Analyst: Accept BTC price increases

BTC's price action, about 4% from 18-month highs seen at the start of the month, still surprised market participants, who argued that the commotion in the broader uptrend was not only normal, but appropriate.

RELATED: Bitcoin Institutional Income To Top $1B By 2023 Amid BTC Supply Squeeze

“Bitcoin is already down 4.5% from its peak; bull market corrections are normal and healthy,” said James Van Straten, research and data analyst at crypto insights firm CryptoSlate, to X (formerly Twitter) subscribers that day.

Can see up to 20% discount on withdrawal or liquidation. This is a common occurrence and has been seen in previous cycles.

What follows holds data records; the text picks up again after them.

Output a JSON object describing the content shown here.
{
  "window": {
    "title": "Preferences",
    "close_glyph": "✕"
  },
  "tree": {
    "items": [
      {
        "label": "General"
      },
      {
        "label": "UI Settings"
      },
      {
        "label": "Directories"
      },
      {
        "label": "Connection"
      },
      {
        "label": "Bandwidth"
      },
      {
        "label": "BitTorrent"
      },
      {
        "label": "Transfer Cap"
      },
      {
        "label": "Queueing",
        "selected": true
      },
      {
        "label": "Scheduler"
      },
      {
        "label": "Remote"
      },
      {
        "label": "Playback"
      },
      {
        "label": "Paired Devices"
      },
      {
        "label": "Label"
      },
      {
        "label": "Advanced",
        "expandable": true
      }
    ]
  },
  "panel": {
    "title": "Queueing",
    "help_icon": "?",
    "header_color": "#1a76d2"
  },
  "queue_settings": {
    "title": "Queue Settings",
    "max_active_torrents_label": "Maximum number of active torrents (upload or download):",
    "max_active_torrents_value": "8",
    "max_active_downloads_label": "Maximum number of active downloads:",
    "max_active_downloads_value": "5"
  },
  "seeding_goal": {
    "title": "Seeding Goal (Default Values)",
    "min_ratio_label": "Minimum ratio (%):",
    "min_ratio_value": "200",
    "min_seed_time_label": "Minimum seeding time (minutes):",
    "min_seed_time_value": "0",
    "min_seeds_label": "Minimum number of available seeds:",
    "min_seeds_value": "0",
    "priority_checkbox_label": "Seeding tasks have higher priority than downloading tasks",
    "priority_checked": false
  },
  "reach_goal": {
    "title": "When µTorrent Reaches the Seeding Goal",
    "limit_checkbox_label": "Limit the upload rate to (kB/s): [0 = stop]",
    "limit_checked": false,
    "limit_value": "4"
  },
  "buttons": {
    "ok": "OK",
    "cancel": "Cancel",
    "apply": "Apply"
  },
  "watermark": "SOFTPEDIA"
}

Van Straten rightly puts CryptoSlate's analysis from November 13th, suggesting deep BTC price corrections are still to come, with BTC/USD up as much as 120% year-to-date.

“It is important to note that market corrections are a normal part of any financial cycle, which contributes to the overall health of the market,” he emphasized.

In an interview with Cointelegraph, Filbfilb, the founder of the DecenTrader trading suite, similarly predicted that Bitcoin could see a major decline before the April 2024 halving event.

This article does not contain investment advice or recommendations. Every investment and business activity involves risk, and readers should do their own research when making a decision.